建設経済委員会の視察で奈良県天理市を訪れ、独特なデザインで知られる駅前広場について学びました。
この広場は、「コフフン」と呼ばれ、JR天理駅の目の前に広がる7000平方メートルを越える敷地に5年前オープンしました。それまではただ広い空間があるだけでしたが、芝生と円形の凹凸で作られた独特の建築物がある空間に変貌したのです。
白い建築物は主に4つあり、▲内側で子どもが渦巻き状の壁を走って遊べる施設や、▲内側で子どもがトランポリンのように跳ねて遊べる施設、▲階段の底でコンサートなどのイベントが開ける施設、そして▲中が飲食店などになっている屋根付きの施設です。
これらの建築物は、天理市に1600以上ある古墳をイメージして著名なデザイナー佐藤オオキ氏が考え出しました。天理市の歴史文化を踏まえて統一感がある遊び心あふれるデザインはまさに圧巻です。
駅前広場の開発は、閑散としていた駅前を賑わいのあり、子どもたちが遊べ、市民が活動を発表できる場所に変えるため計画されました。また近くにある商店街の活性化につなげる狙いもあります。
計画は土地をもつ天理市とJR、近鉄のほか、地元経済界や市民団体でつくる街づくり協議会で話し合われた上で、公募で選ばれた佐藤氏の案で進みました。そして木々を植えたり、バリアフリー化や授乳室を設けるなど市民の意見を取り入れながら合意形成を図ったということです。

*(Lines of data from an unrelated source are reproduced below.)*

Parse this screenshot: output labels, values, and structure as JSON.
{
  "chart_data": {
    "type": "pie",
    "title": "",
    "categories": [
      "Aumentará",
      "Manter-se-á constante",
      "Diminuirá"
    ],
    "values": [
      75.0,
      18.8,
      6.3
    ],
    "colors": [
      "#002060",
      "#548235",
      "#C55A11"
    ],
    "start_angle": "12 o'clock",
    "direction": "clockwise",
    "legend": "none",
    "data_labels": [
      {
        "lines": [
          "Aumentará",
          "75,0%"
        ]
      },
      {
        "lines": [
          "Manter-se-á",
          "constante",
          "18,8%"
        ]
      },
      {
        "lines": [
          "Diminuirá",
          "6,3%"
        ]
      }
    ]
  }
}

総事業費は13億円になりましたが、例えばイベントの年間開催数はオープン当時の275件から、コロナ危機直前は530件に増えるなどまちの中心的な場所になりつつあります。この日も子どもたちが当たり前のように広場で遊んでいました。
わたしは藤沢駅南口にある空間を大規模な公園広場に変えたいと訴えています。車が優先される駅前から、人が優先される駅前へ変わるときです。駅前こそまちの玄関であり、顔です。駅前がどういう駅前かでそのまちが大事にしている価値観がわかると思います。天理市は歴史文化を大事にする価値観を斬新なデザインで見事に表現していると感じました。
実はわたし個人は、6年前、藤沢駅前広場の参考にするため、天理市を視察しています。そのときはまだ現場は建設工事中で、「コフフン」の全貌はまだ見れませんでした。しかし天理市の説明を受けて想像が広がりました。今回、出来上がった広場を見ることができて感無量の気持ちでした。藤沢市もこれ位、志が高く、大胆な構想力が必要だと実感しました。
視察に際し、天理市議会事務局および天理市市長公室のみなさまに改めてお礼申し上げます。